Langkahnya terhenti saat ia melihat Cakka ngobrol dengan Agni. Wajah Cakka tampak ceria, begitu pula Agni. Ify cemburu melihat kedekatan mereka. Astaga Fy! Lo apaan sih? Agni kan Most Wanted Girl SMA Harapan sedangkan Cakka Most Wanted Boynya. Jelaslah mereka akrab. Sedangkan ia?

Setelah sampai di kelas, Ify berjalan menuju bangkunya. Sivia belum datang. Mungkin anak itu lagi otw.
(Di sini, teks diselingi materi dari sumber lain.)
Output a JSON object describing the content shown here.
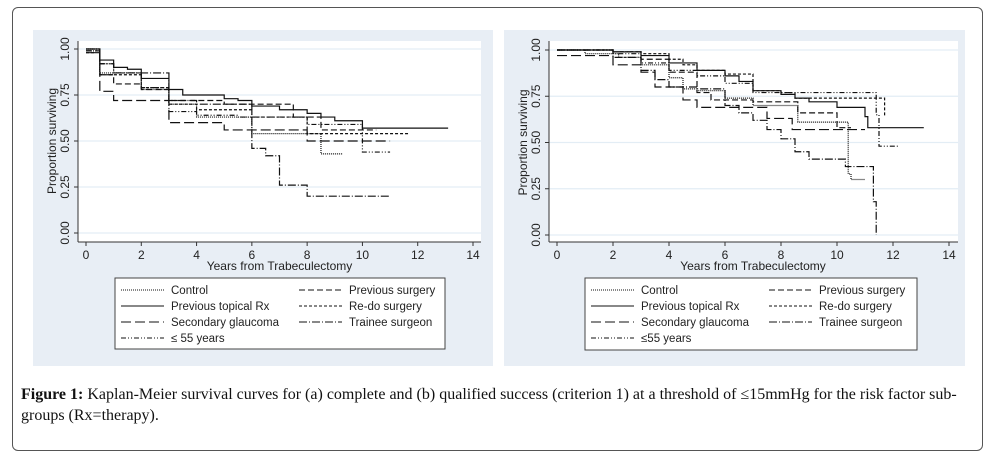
{
  "figure": {
    "caption_label": "Figure 1:",
    "caption_text": " Kaplan-Meier survival curves for (a) complete and (b) qualified success (criterion 1) at a threshold of ≤15mmHg for the risk factor sub-groups (Rx=therapy)."
  },
  "chart_data": [
    {
      "type": "line",
      "step": true,
      "panel": "a",
      "title": "",
      "xlabel": "Years from Trabeculectomy",
      "ylabel": "Proportion surviving",
      "xlim": [
        0,
        14
      ],
      "ylim": [
        0,
        1
      ],
      "xticks": [
        "0",
        "2",
        "4",
        "6",
        "8",
        "10",
        "12",
        "14"
      ],
      "yticks": [
        "0.00",
        "0.25",
        "0.50",
        "0.75",
        "1.00"
      ],
      "grid": true,
      "legend_position": "bottom",
      "series": [
        {
          "name": "Control",
          "style": "dotted",
          "points": [
            [
              0,
              1.0
            ],
            [
              0.5,
              0.87
            ],
            [
              2,
              0.78
            ],
            [
              3,
              0.7
            ],
            [
              4,
              0.63
            ],
            [
              6,
              0.54
            ],
            [
              8.5,
              0.43
            ],
            [
              9.3,
              0.43
            ]
          ]
        },
        {
          "name": "Previous surgery",
          "style": "dashed",
          "points": [
            [
              0,
              0.99
            ],
            [
              0.5,
              0.86
            ],
            [
              1,
              0.81
            ],
            [
              2,
              0.78
            ],
            [
              3,
              0.72
            ],
            [
              5,
              0.7
            ],
            [
              7.5,
              0.63
            ],
            [
              8.5,
              0.56
            ],
            [
              10.5,
              0.56
            ]
          ]
        },
        {
          "name": "Previous topical Rx",
          "style": "solid",
          "points": [
            [
              0,
              1.0
            ],
            [
              0.5,
              0.94
            ],
            [
              1,
              0.9
            ],
            [
              1.5,
              0.89
            ],
            [
              2,
              0.84
            ],
            [
              3,
              0.78
            ],
            [
              3.5,
              0.75
            ],
            [
              5,
              0.73
            ],
            [
              5.5,
              0.72
            ],
            [
              6,
              0.69
            ],
            [
              7,
              0.67
            ],
            [
              8,
              0.65
            ],
            [
              8.5,
              0.63
            ],
            [
              9,
              0.61
            ],
            [
              10,
              0.57
            ],
            [
              13.1,
              0.57
            ]
          ]
        },
        {
          "name": "Re-do surgery",
          "style": "short-dash",
          "points": [
            [
              0,
              0.98
            ],
            [
              0.5,
              0.86
            ],
            [
              2,
              0.79
            ],
            [
              3,
              0.7
            ],
            [
              4,
              0.67
            ],
            [
              6,
              0.63
            ],
            [
              8,
              0.54
            ],
            [
              11.7,
              0.54
            ]
          ]
        },
        {
          "name": "Secondary glaucoma",
          "style": "long-dash",
          "points": [
            [
              0,
              0.98
            ],
            [
              0.5,
              0.77
            ],
            [
              1,
              0.72
            ],
            [
              3,
              0.6
            ],
            [
              5,
              0.56
            ],
            [
              6,
              0.56
            ],
            [
              8,
              0.5
            ],
            [
              11,
              0.5
            ]
          ]
        },
        {
          "name": "Trainee surgeon",
          "style": "dash-dot",
          "points": [
            [
              0,
              1.0
            ],
            [
              0.5,
              0.92
            ],
            [
              1,
              0.87
            ],
            [
              3,
              0.72
            ],
            [
              4,
              0.7
            ],
            [
              6,
              0.46
            ],
            [
              6.5,
              0.42
            ],
            [
              7,
              0.26
            ],
            [
              8,
              0.2
            ],
            [
              11,
              0.2
            ]
          ]
        },
        {
          "name": "≤ 55 years",
          "style": "dash-dot-dot",
          "points": [
            [
              0,
              0.99
            ],
            [
              0.5,
              0.92
            ],
            [
              1,
              0.87
            ],
            [
              2,
              0.79
            ],
            [
              3,
              0.66
            ],
            [
              4,
              0.64
            ],
            [
              5.5,
              0.63
            ],
            [
              8,
              0.59
            ],
            [
              10,
              0.44
            ],
            [
              11,
              0.44
            ]
          ]
        }
      ]
    },
    {
      "type": "line",
      "step": true,
      "panel": "b",
      "title": "",
      "xlabel": "Years from Trabeculectomy",
      "ylabel": "Proportion surviving",
      "xlim": [
        0,
        14
      ],
      "ylim": [
        0,
        1
      ],
      "xticks": [
        "0",
        "2",
        "4",
        "6",
        "8",
        "10",
        "12",
        "14"
      ],
      "yticks": [
        "0.00",
        "0.25",
        "0.50",
        "0.75",
        "1.00"
      ],
      "grid": true,
      "legend_position": "bottom",
      "series": [
        {
          "name": "Control",
          "style": "dotted",
          "points": [
            [
              0,
              1.0
            ],
            [
              1,
              0.98
            ],
            [
              2.2,
              0.96
            ],
            [
              3,
              0.92
            ],
            [
              4,
              0.85
            ],
            [
              4.5,
              0.79
            ],
            [
              5,
              0.78
            ],
            [
              6,
              0.74
            ],
            [
              7,
              0.7
            ],
            [
              8.6,
              0.61
            ],
            [
              10.4,
              0.33
            ],
            [
              10.5,
              0.3
            ],
            [
              11,
              0.3
            ]
          ]
        },
        {
          "name": "Previous surgery",
          "style": "dashed",
          "points": [
            [
              0,
              1.0
            ],
            [
              2,
              0.99
            ],
            [
              3,
              0.95
            ],
            [
              4,
              0.88
            ],
            [
              5,
              0.77
            ],
            [
              5.5,
              0.73
            ],
            [
              7,
              0.72
            ],
            [
              8.6,
              0.66
            ],
            [
              10,
              0.58
            ],
            [
              10.5,
              0.58
            ]
          ]
        },
        {
          "name": "Previous topical Rx",
          "style": "solid",
          "points": [
            [
              0,
              1.0
            ],
            [
              2,
              0.99
            ],
            [
              3,
              0.97
            ],
            [
              4,
              0.93
            ],
            [
              5,
              0.89
            ],
            [
              6,
              0.86
            ],
            [
              6.5,
              0.83
            ],
            [
              7,
              0.78
            ],
            [
              8,
              0.76
            ],
            [
              8.5,
              0.74
            ],
            [
              9,
              0.72
            ],
            [
              10,
              0.69
            ],
            [
              11,
              0.64
            ],
            [
              11.1,
              0.58
            ],
            [
              13.1,
              0.58
            ]
          ]
        },
        {
          "name": "Re-do surgery",
          "style": "short-dash",
          "points": [
            [
              0,
              1.0
            ],
            [
              2,
              0.99
            ],
            [
              3,
              0.98
            ],
            [
              4,
              0.95
            ],
            [
              4.5,
              0.92
            ],
            [
              5,
              0.89
            ],
            [
              6,
              0.87
            ],
            [
              7,
              0.78
            ],
            [
              8,
              0.77
            ],
            [
              8.5,
              0.74
            ],
            [
              11,
              0.74
            ],
            [
              11.7,
              0.64
            ]
          ]
        },
        {
          "name": "Secondary glaucoma",
          "style": "long-dash",
          "points": [
            [
              0,
              0.97
            ],
            [
              1,
              0.97
            ],
            [
              2,
              0.92
            ],
            [
              3,
              0.88
            ],
            [
              3.5,
              0.8
            ],
            [
              4.5,
              0.73
            ],
            [
              5,
              0.69
            ],
            [
              6,
              0.69
            ],
            [
              7.5,
              0.63
            ],
            [
              8.4,
              0.57
            ],
            [
              11,
              0.57
            ]
          ]
        },
        {
          "name": "Trainee surgeon",
          "style": "dash-dot",
          "points": [
            [
              0,
              1.0
            ],
            [
              2,
              0.96
            ],
            [
              3,
              0.89
            ],
            [
              3.5,
              0.84
            ],
            [
              4,
              0.8
            ],
            [
              5,
              0.79
            ],
            [
              6,
              0.7
            ],
            [
              6.5,
              0.66
            ],
            [
              7,
              0.62
            ],
            [
              7.5,
              0.57
            ],
            [
              8,
              0.52
            ],
            [
              8.5,
              0.45
            ],
            [
              9,
              0.41
            ],
            [
              10.3,
              0.37
            ],
            [
              11.3,
              0.18
            ],
            [
              11.4,
              0.0
            ]
          ]
        },
        {
          "name": "≤55 years",
          "style": "dash-dot-dot",
          "points": [
            [
              0,
              1.0
            ],
            [
              2,
              0.98
            ],
            [
              3,
              0.93
            ],
            [
              4,
              0.89
            ],
            [
              5,
              0.86
            ],
            [
              6,
              0.82
            ],
            [
              7,
              0.77
            ],
            [
              8,
              0.77
            ],
            [
              11,
              0.77
            ],
            [
              11.4,
              0.65
            ],
            [
              11.5,
              0.48
            ],
            [
              12.2,
              0.48
            ]
          ]
        }
      ]
    }
  ]
}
Karena nggak ada kerjaan, Ify membuka buku Kimianya dan mencoba mengerjakan soal-soal latihan. Hmmm.. Ternyata susah juga.

Sepuluh menit berlalu. Sivia belum datang juga. Apa jangan-jangan Sivia terlambat? Nggak mungkin! Sivia jarang terlambat walau datangnya nggak bisa dikatakan pagi. Ya palingan jam tujuh kurang Sivia sudah sampai di sekolah.
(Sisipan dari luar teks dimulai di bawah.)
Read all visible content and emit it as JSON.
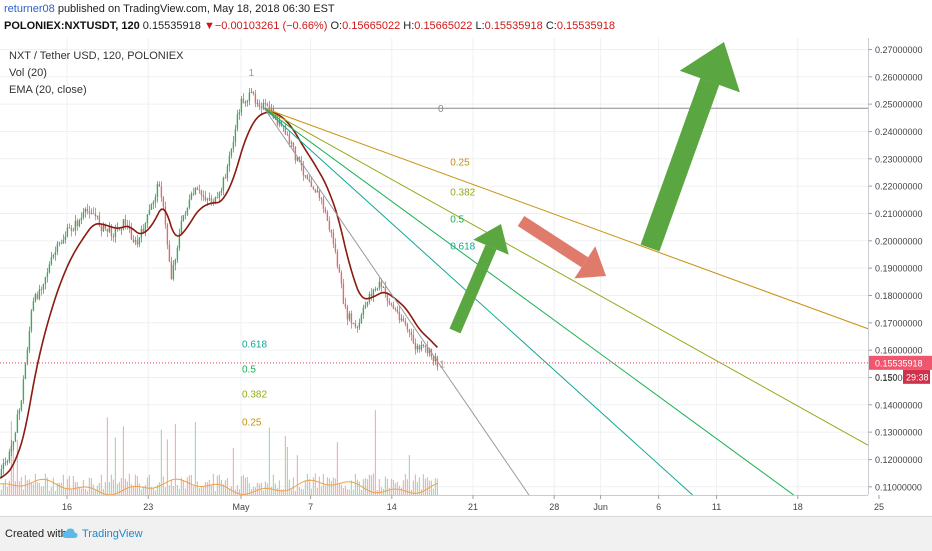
{
  "header": {
    "author": "returner08",
    "published_text": " published on TradingView.com, May 18, 2018 06:30 EST",
    "symbol": "POLONIEX:NXTUSDT, 120",
    "last": "0.15535918",
    "down_mark": "▼",
    "change": "−0.00103261 (−0.66%)",
    "o_label": "O:",
    "o_val": "0.15665022",
    "h_label": "H:",
    "h_val": "0.15665022",
    "l_label": "L:",
    "l_val": "0.15535918",
    "c_label": "C:",
    "c_val": "0.15535918"
  },
  "legend": {
    "title": "NXT / Tether USD, 120, POLONIEX",
    "vol": "Vol (20)",
    "ema": "EMA (20, close)"
  },
  "footer": {
    "created": "Created with",
    "brand": "TradingView"
  },
  "colors": {
    "up": "#3aaa5c",
    "down": "#e26a6a",
    "ema": "#8b1a10",
    "fan_gold": "#c8900a",
    "fan_olive": "#96a818",
    "fan_green": "#18b050",
    "fan_teal": "#10a896",
    "arrow_green": "#5aa640",
    "arrow_red": "#e07a6a",
    "last_price_bg": "#f0566e",
    "countdown_bg": "#d0304a"
  },
  "chart_data": {
    "type": "candlestick",
    "title": "NXT / Tether USD, 120, POLONIEX",
    "indicators": [
      "Vol (20)",
      "EMA (20, close)"
    ],
    "x_ticks": [
      "16",
      "23",
      "May",
      "7",
      "14",
      "21",
      "28",
      "Jun",
      "6",
      "11",
      "18",
      "25"
    ],
    "y_ticks": [
      "0.27000000",
      "0.26000000",
      "0.25000000",
      "0.24000000",
      "0.23000000",
      "0.22000000",
      "0.21000000",
      "0.20000000",
      "0.19000000",
      "0.18000000",
      "0.17000000",
      "0.16000000",
      "0.15000000",
      "0.14000000",
      "0.13000000",
      "0.12000000",
      "0.11000000"
    ],
    "ylim": [
      0.107,
      0.272
    ],
    "last_price": "0.15535918",
    "partial_tick": "0.150",
    "countdown": "29:38",
    "price_path": [
      {
        "date": "2018-04-10",
        "close": 0.113
      },
      {
        "date": "2018-04-11",
        "close": 0.121
      },
      {
        "date": "2018-04-12",
        "close": 0.14
      },
      {
        "date": "2018-04-13",
        "close": 0.176
      },
      {
        "date": "2018-04-14",
        "close": 0.186
      },
      {
        "date": "2018-04-15",
        "close": 0.196
      },
      {
        "date": "2018-04-16",
        "close": 0.203
      },
      {
        "date": "2018-04-17",
        "close": 0.207
      },
      {
        "date": "2018-04-18",
        "close": 0.212
      },
      {
        "date": "2018-04-19",
        "close": 0.205
      },
      {
        "date": "2018-04-20",
        "close": 0.203
      },
      {
        "date": "2018-04-21",
        "close": 0.207
      },
      {
        "date": "2018-04-22",
        "close": 0.198
      },
      {
        "date": "2018-04-23",
        "close": 0.209
      },
      {
        "date": "2018-04-24",
        "close": 0.222
      },
      {
        "date": "2018-04-25",
        "close": 0.187
      },
      {
        "date": "2018-04-26",
        "close": 0.209
      },
      {
        "date": "2018-04-27",
        "close": 0.218
      },
      {
        "date": "2018-04-28",
        "close": 0.216
      },
      {
        "date": "2018-04-29",
        "close": 0.214
      },
      {
        "date": "2018-04-30",
        "close": 0.23
      },
      {
        "date": "2018-05-01",
        "close": 0.251
      },
      {
        "date": "2018-05-02",
        "close": 0.253
      },
      {
        "date": "2018-05-03",
        "close": 0.249
      },
      {
        "date": "2018-05-04",
        "close": 0.245
      },
      {
        "date": "2018-05-05",
        "close": 0.238
      },
      {
        "date": "2018-05-06",
        "close": 0.228
      },
      {
        "date": "2018-05-07",
        "close": 0.222
      },
      {
        "date": "2018-05-08",
        "close": 0.214
      },
      {
        "date": "2018-05-09",
        "close": 0.199
      },
      {
        "date": "2018-05-10",
        "close": 0.174
      },
      {
        "date": "2018-05-11",
        "close": 0.167
      },
      {
        "date": "2018-05-12",
        "close": 0.18
      },
      {
        "date": "2018-05-13",
        "close": 0.184
      },
      {
        "date": "2018-05-14",
        "close": 0.176
      },
      {
        "date": "2018-05-15",
        "close": 0.171
      },
      {
        "date": "2018-05-16",
        "close": 0.161
      },
      {
        "date": "2018-05-17",
        "close": 0.16
      },
      {
        "date": "2018-05-18",
        "close": 0.155
      }
    ],
    "fib_fan": {
      "origin": {
        "date": "2018-05-03",
        "price": 0.2485
      },
      "end": {
        "date": "2018-05-18",
        "price": 0.1555
      },
      "levels": [
        "0",
        "0.25",
        "0.382",
        "0.5",
        "0.618",
        "1"
      ]
    },
    "fib_fan_low": {
      "origin": {
        "date": "2018-04-10",
        "price": 0.113
      },
      "end": {
        "date": "2018-05-02",
        "price": 0.262
      },
      "levels": [
        "0.25",
        "0.382",
        "0.5",
        "0.618",
        "1"
      ]
    }
  }
}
“Duh, gue mau BAK aja deh.” Kata Ify lalu cepat-cepat pergi menuju toilet.

Cewek itu nggak sengaja berpapasan dengan Shilla yang sedang tertawa dengan Zarra Girls, tapi nggak ada Agni disana. Yaiyalah, Agni kan lagi ngobrol sama Cakka. Apa sekarang Shilla telah bergabung di Zarra Girls dan menggantikan Dea?
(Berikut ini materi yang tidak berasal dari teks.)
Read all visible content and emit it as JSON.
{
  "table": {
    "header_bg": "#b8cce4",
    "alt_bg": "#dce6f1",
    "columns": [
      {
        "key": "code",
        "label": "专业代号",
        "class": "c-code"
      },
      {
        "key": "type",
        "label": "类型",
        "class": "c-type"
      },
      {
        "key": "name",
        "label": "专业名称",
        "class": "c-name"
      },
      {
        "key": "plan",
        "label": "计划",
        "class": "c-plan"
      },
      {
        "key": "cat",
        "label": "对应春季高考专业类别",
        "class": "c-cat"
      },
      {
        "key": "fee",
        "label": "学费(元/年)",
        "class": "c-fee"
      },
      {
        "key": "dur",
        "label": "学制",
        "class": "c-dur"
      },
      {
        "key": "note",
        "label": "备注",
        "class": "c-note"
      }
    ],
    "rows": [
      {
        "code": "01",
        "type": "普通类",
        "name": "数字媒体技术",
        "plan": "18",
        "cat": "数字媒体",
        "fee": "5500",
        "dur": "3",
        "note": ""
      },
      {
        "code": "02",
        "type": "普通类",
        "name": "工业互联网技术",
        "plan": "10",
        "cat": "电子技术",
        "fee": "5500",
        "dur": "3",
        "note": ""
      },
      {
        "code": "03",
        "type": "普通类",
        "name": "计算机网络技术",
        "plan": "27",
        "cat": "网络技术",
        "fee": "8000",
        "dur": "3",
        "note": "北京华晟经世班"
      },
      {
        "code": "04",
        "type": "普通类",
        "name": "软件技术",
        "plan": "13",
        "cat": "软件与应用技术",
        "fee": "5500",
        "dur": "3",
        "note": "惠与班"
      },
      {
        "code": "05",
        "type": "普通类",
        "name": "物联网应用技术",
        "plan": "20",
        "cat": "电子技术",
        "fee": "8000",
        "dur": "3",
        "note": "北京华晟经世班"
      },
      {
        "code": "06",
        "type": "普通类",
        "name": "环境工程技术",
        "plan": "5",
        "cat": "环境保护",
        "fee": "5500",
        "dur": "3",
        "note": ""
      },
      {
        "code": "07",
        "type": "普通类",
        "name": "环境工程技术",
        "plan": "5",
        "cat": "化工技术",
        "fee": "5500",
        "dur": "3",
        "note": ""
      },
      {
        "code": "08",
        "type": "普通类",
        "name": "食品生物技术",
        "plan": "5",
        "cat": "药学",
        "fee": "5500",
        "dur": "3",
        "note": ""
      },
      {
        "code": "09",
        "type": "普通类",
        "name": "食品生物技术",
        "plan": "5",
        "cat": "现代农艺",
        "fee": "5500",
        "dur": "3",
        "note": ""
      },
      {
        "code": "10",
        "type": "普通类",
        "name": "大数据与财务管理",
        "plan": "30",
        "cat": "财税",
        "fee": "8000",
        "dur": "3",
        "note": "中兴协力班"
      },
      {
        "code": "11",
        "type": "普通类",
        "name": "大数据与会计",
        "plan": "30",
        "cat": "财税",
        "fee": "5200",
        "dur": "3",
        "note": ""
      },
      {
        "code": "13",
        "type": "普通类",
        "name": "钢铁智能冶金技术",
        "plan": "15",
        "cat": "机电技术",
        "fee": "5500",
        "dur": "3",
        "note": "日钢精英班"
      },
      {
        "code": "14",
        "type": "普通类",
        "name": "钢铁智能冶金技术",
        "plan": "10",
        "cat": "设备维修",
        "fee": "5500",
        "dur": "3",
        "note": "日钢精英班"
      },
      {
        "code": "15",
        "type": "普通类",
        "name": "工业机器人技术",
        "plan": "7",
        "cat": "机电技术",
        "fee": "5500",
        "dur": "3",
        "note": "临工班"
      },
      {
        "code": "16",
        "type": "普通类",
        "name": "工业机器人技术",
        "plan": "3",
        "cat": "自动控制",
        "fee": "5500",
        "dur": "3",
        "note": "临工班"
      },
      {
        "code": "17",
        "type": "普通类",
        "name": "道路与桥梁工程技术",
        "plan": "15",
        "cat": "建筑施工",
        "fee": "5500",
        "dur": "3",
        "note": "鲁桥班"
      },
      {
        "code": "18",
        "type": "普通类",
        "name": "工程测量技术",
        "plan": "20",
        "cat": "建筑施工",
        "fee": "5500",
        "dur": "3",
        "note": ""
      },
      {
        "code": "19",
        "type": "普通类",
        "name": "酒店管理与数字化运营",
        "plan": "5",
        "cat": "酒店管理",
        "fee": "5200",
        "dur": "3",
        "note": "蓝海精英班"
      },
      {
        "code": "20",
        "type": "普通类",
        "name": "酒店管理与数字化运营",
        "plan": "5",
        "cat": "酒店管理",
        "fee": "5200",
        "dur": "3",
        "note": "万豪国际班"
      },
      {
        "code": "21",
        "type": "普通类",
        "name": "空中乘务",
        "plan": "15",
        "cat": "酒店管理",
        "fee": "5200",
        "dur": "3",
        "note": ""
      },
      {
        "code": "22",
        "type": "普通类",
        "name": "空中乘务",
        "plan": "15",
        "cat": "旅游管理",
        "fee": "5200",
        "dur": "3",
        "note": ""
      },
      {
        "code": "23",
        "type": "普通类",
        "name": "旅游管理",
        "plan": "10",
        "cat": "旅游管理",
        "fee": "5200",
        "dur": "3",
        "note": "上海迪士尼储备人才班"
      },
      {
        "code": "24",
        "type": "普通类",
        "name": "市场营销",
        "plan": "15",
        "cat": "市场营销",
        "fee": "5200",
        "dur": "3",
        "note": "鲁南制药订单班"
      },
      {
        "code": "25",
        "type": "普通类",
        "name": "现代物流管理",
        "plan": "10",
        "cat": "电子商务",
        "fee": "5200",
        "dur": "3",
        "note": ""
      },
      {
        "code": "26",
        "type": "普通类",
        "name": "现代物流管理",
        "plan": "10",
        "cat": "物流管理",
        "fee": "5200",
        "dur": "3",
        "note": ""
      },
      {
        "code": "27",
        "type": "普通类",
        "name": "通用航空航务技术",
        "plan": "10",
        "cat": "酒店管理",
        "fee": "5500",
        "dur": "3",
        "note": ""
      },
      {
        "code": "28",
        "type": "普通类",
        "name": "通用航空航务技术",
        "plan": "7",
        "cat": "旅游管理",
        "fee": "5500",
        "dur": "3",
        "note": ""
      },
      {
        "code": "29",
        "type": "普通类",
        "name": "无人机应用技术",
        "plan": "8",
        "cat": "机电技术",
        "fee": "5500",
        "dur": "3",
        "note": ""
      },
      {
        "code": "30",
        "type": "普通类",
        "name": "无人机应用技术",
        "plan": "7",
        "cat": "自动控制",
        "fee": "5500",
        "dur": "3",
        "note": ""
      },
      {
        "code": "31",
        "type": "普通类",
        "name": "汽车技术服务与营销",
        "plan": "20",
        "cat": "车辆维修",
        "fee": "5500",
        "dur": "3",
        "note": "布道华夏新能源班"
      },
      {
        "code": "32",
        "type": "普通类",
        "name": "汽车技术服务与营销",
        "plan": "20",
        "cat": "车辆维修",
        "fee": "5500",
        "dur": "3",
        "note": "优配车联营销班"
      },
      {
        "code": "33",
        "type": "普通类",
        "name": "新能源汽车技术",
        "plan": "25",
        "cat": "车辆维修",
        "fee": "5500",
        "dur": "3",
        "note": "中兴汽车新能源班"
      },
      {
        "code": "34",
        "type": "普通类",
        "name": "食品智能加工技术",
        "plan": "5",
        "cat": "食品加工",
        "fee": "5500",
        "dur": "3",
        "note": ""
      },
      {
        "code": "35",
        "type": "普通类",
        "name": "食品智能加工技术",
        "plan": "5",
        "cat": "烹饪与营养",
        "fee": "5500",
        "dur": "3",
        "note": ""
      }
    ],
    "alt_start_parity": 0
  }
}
Ify teringat cerita Rio kemarin tentang Dea dan penyakitnya. Kasihan sekali Dea. Apa penyakit itu nggak bisa disembuhkan?

Setelah keluar dari toilet, Ify berjalan dengan langkah kaki yang cepat karena sebentar lagi bel masuk akan berbunyi. Dari arah yang sama, tiba-tiba saja pundaknya ditabrak oleh seseorang. Ify memberhentikan langkahnya sambil menahan rasa sakit. Siapa sih tuh orang? Kok kasar banget? Batinnya kesal. Jangan-jangan Rio lagi!

Saat Ify menyadari siapa cowok yang menabraknya, ia langsung kaget. Mimpikah ini? Cowok itu sepertinya merasa bersalah dan meminta maaf dengannya.

“Eh, sorry ya. Ada yang sakit?”

Suaranya begitu lembut dan manis. Ify bingung harus menjawab apa. Detakan jantungnya nggak beraturan dan cepat. Keringat dinginnya mulai membasahi wajahnya yang gugup. Oh Tuhan! Bantulah hamba-Mu ini!

“Sekali lagi sorry ya. Gue mau pergi dulu. Kalo ada apa-apa tinggal ke kelas gue aja.”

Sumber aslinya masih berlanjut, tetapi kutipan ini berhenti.